He spoke the truth in a world of lies Without conceit, their rule he defied No family or goods chained him down His thoughts were for the poor and those who rebelled.
For over 80 years, he fought for his cause His conscience was his guide, he received no applause His name will not appear in their history But Patrick Dowd will live in my memory.
Yes, there’s a train of love chuggin’ round the world There’s a train of love filled with unsung heroes Some get on and off, but the train moves on Let me tell you about a man named Patrick Dowd.
I first met Patrick Dowd when he was living in a nursing home near Atlantic Avenue in Brooklyn in the late 1970s. A few years after his 70th birthday, Mr. Dowd was the victim of a hit-and-run accident while he was crossing the street in the Bay Ridge section of Brooklyn, both his legs had to be amputated, and he was placed in the nursing home.
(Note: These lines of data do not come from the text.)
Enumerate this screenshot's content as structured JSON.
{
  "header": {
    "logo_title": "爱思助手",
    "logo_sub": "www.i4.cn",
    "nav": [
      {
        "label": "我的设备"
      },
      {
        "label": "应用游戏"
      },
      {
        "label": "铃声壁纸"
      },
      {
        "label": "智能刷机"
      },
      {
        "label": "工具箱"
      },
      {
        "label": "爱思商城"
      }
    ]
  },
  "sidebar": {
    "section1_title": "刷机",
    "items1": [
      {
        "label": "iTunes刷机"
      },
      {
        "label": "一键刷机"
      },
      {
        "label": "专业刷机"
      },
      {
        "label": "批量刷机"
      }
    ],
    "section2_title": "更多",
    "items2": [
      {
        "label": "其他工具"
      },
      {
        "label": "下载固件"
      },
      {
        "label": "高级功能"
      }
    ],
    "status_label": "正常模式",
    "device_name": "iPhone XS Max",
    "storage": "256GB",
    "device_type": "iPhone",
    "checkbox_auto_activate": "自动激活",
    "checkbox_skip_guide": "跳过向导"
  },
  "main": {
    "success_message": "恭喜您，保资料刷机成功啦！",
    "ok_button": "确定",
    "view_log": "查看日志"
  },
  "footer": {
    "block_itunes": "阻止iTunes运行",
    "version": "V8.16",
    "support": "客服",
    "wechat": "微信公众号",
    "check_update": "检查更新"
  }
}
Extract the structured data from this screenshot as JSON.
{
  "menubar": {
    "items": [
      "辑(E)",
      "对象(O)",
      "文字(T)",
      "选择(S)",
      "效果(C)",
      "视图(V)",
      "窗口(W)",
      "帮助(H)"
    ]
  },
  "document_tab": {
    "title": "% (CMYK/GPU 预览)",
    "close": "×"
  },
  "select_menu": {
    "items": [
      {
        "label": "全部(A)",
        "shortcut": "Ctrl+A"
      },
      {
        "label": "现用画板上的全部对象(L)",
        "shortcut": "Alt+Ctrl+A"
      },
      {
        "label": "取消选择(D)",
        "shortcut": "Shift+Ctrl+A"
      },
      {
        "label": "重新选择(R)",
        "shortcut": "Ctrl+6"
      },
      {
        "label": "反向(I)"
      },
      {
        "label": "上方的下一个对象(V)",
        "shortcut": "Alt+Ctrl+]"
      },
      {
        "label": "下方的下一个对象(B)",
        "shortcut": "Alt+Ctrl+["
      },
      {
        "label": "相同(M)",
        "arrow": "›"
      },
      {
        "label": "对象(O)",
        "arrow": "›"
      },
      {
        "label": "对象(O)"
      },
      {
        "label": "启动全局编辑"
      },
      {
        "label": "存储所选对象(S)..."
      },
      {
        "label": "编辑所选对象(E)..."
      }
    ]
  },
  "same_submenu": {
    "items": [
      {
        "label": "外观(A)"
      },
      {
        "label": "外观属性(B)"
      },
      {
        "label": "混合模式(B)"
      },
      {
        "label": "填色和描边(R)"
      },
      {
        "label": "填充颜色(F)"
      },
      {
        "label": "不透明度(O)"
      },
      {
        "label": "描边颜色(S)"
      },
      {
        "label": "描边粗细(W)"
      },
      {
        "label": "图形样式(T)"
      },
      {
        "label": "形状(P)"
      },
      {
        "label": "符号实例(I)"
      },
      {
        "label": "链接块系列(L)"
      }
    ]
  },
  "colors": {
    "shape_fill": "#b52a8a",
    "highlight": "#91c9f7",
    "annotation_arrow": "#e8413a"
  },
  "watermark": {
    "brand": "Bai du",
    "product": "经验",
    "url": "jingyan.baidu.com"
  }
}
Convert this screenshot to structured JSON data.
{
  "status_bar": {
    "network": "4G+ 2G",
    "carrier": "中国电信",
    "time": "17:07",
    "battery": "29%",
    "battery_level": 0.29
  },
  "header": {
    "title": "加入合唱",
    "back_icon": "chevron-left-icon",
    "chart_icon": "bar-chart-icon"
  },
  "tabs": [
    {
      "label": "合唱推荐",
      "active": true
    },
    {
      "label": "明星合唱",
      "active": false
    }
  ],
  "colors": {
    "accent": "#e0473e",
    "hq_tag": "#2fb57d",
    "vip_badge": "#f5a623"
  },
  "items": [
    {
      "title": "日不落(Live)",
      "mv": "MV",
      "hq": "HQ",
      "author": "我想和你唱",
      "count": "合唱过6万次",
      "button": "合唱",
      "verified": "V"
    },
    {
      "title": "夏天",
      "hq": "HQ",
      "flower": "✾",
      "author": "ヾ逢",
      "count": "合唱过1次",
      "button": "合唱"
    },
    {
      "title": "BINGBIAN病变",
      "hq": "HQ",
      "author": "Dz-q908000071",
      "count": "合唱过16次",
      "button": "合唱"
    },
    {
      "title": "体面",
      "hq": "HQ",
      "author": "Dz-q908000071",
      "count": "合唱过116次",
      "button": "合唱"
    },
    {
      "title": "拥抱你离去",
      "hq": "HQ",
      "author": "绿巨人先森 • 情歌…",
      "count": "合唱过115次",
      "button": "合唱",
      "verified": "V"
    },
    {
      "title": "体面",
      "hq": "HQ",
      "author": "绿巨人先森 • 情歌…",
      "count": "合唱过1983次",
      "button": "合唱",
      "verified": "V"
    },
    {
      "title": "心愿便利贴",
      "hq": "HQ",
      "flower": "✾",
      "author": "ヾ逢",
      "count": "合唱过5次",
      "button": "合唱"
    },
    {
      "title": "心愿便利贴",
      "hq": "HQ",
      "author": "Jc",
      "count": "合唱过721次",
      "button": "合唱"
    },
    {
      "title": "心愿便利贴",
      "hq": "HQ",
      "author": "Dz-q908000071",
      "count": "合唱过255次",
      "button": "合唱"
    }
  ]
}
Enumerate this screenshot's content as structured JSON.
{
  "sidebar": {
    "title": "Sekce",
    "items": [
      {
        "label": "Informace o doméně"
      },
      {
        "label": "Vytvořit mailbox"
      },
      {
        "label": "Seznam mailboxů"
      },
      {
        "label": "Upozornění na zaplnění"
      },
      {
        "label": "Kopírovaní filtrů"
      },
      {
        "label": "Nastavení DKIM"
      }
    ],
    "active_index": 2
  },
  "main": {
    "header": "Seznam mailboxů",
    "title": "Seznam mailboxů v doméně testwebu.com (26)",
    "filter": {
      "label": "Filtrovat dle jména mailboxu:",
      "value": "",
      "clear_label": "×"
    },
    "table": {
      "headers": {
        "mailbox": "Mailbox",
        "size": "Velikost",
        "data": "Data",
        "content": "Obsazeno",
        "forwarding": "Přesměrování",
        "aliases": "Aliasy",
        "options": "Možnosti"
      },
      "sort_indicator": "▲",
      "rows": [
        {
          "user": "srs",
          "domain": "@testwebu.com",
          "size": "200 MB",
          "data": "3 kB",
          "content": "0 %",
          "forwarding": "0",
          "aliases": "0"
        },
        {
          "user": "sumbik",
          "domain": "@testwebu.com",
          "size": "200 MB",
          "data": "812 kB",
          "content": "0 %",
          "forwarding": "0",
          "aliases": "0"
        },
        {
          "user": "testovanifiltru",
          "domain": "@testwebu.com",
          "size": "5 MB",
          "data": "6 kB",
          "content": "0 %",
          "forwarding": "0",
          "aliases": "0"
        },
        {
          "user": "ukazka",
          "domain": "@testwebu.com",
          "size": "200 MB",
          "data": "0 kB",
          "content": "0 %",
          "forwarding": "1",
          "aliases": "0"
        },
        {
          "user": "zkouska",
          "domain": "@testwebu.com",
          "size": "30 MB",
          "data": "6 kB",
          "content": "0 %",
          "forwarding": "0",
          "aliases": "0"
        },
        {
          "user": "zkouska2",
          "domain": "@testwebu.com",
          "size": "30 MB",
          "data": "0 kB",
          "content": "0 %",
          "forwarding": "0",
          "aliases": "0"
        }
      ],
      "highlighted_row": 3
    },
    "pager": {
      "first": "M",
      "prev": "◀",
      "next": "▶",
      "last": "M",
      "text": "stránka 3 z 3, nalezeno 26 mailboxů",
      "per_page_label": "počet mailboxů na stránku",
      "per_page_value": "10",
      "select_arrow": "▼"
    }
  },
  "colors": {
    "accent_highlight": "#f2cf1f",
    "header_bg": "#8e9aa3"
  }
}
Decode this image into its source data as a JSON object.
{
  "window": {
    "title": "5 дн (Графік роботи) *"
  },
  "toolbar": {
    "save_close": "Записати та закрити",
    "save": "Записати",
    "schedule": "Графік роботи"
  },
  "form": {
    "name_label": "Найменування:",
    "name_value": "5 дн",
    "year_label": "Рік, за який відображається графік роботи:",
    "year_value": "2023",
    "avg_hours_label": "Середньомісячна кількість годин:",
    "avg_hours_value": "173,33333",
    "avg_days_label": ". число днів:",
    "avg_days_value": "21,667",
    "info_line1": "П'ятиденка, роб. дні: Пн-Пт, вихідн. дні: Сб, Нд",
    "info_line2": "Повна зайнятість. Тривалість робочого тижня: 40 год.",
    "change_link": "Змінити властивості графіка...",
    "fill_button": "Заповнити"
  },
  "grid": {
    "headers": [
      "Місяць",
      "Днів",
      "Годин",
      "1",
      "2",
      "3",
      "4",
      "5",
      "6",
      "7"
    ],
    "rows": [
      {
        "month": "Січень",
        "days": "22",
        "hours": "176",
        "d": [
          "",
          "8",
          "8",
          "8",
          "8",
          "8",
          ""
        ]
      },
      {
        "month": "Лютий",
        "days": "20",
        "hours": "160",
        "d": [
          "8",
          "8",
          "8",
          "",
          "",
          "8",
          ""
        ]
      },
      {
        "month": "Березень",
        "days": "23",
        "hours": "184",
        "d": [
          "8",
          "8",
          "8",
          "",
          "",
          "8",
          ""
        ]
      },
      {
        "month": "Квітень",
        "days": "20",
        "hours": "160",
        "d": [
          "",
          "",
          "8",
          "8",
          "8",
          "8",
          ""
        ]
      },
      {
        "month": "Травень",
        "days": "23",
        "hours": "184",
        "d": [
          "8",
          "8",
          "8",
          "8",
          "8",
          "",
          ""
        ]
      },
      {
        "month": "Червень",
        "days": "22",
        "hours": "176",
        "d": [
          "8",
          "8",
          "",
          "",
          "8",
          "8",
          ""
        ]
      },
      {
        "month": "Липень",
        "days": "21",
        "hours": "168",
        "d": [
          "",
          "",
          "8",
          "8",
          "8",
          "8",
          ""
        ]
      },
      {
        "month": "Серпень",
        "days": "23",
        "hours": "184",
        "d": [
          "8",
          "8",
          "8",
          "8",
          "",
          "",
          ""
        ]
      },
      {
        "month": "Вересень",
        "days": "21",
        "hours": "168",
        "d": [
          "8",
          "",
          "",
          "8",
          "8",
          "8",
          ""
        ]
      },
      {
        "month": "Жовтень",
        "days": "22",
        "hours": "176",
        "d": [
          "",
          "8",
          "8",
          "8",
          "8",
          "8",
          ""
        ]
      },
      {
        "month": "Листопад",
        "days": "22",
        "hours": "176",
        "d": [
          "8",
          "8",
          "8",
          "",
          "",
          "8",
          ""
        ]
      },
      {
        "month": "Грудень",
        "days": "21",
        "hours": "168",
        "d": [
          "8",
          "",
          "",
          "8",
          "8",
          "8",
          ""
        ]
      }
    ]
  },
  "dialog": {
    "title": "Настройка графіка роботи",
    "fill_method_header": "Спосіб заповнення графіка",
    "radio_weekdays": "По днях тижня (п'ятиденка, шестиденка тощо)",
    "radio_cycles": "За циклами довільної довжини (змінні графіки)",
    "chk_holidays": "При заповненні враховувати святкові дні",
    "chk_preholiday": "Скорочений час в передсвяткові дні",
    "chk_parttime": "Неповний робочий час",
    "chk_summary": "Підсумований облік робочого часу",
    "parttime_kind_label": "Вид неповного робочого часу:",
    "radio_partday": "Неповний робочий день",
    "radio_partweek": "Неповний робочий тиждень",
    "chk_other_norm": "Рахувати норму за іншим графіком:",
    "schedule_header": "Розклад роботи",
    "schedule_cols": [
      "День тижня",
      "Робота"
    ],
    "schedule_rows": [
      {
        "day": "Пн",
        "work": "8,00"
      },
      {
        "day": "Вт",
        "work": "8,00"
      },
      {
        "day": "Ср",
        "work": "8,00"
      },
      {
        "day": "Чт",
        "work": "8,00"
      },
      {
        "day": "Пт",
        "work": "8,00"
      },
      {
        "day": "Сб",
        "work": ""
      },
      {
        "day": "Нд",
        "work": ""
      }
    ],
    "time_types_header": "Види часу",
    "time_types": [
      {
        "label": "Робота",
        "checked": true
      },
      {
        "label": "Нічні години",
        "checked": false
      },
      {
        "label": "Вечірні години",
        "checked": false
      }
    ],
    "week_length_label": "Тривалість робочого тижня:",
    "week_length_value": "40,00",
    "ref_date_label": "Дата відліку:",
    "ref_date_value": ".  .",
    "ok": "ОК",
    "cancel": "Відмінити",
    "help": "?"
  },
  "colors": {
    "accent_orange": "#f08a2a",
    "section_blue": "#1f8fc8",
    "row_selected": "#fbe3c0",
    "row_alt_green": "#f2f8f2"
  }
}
After another Irish solidarity activist and I noticed a letter to the editor by Mr. Dowd which appeared in one of the Irish-American weekly newspapers in New York City, we started to visit Mr. Dowd in the nursing home and talked a lot with him. And we were both inspired by the way Mr. Dowd’s passionate interest in the cause of freedom in Ireland and elsewhere continued until his death, at the age of 82, during the 1980s.
Mr. Dowd had no possessions at the time of his death and no family members or friends of his own generation were still alive to be around him when he died. And no obituary of Mr. Dowd appeared, of course, in any newspaper. But his life and death moved me emotionally. So the Patrick Dowd’s Song protest folk song came to be written shortly after Mr. Dowd’s death.